Log Book Rituals: keeping it up to date
A Pilot Log Book is an essential part of your flight equipment, so what are the rules and regulations around how often to log hours?
The short answer is … there aren’t any. This means that logging varies wildly from those who fill it in after each flight, to those who take the ‘roster-buster’ retrospective approach. The only non-negotiable it that it gets done!
Of course it helps to have a durable and compact style Log Book, so you can comfortably keep it with you, wherever and whenever you fly.
EASA regulations stipulate that Pilots are required to “maintain” their Log Books, but luckily for those who’d rather put it off, regularity isn’t specified.
Keeping a Log Book during training
First flights are unforgettable and inaugural hours logging is a pilot’s rite of passage. Your first few flights are ones you will simply never forget; each one brings a further achievement.
With a Log Book, you get to preserve each one - remember that amazing feeling when you went solo? We love a bit of nostalgia as much as the next Pilot...
Your Log Book isn’t just a record; it’s a celebration of each and every accomplishment.
Keeping a Log Book on the line
Line flying – as epic as it is aspirational. Your transition onto the line marks the start of an incredible professional pilot career. Once again, your Log Book provides a brilliant opportunity to document those raw feelings of a once-in-a-lifetime achievement – one that very few will ever experience. It’s the start of your career journey right here on paper.

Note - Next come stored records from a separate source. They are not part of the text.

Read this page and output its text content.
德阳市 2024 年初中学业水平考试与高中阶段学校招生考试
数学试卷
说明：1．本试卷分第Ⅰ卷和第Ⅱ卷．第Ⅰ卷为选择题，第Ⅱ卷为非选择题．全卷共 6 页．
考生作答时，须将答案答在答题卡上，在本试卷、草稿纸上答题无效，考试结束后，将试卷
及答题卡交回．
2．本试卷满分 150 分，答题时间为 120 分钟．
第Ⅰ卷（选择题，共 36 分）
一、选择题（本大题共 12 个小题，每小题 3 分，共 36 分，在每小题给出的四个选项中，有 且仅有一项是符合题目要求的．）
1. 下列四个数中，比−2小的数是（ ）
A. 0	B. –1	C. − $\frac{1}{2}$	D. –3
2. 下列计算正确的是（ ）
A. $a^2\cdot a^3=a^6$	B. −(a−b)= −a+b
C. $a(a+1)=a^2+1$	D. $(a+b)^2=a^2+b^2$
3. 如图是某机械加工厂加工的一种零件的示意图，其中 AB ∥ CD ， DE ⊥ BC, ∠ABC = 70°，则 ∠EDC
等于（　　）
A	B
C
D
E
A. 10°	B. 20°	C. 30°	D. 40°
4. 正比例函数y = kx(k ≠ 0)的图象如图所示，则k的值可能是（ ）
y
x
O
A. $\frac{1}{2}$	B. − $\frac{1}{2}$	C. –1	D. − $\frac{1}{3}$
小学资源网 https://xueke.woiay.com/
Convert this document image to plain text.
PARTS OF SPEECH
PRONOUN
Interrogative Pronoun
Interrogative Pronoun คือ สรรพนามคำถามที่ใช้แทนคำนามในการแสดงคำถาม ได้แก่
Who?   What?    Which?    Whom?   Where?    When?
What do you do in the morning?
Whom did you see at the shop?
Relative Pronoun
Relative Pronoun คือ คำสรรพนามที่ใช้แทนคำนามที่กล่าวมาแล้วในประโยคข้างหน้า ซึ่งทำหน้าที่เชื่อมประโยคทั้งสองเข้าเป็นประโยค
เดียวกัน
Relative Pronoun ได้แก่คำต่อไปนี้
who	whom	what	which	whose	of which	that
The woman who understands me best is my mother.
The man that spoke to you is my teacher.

Let’s face it, for seasoned professionals updating your Log Book can become less exciting. On the other hand, flicking back through it – destinations, crews, the unexpected and the overcome - never gets old.
What do professional Pilots say?
We spoke to a handful of line flying First Officers this week and results were varying – really varying. Some of the most diligent pilots take incredible pride in logging hours after each flight – it’s a ritual in their working day.
Others say that they keep rough notes of actual flight time, and then dedicate a ‘life admin’ day to writing it out with precision – this can be anything from once a week to every few months. Essentially, like a Log Book itself, it’s totally personal.
What advice do Aileron customers have for keeping a Log Book up to date?
My old Log Book was actually a nuisance, totally the wrong size and with all my other flight bag equipment I actually didn't carry it with me, I would use my block of days off to fill out my hours.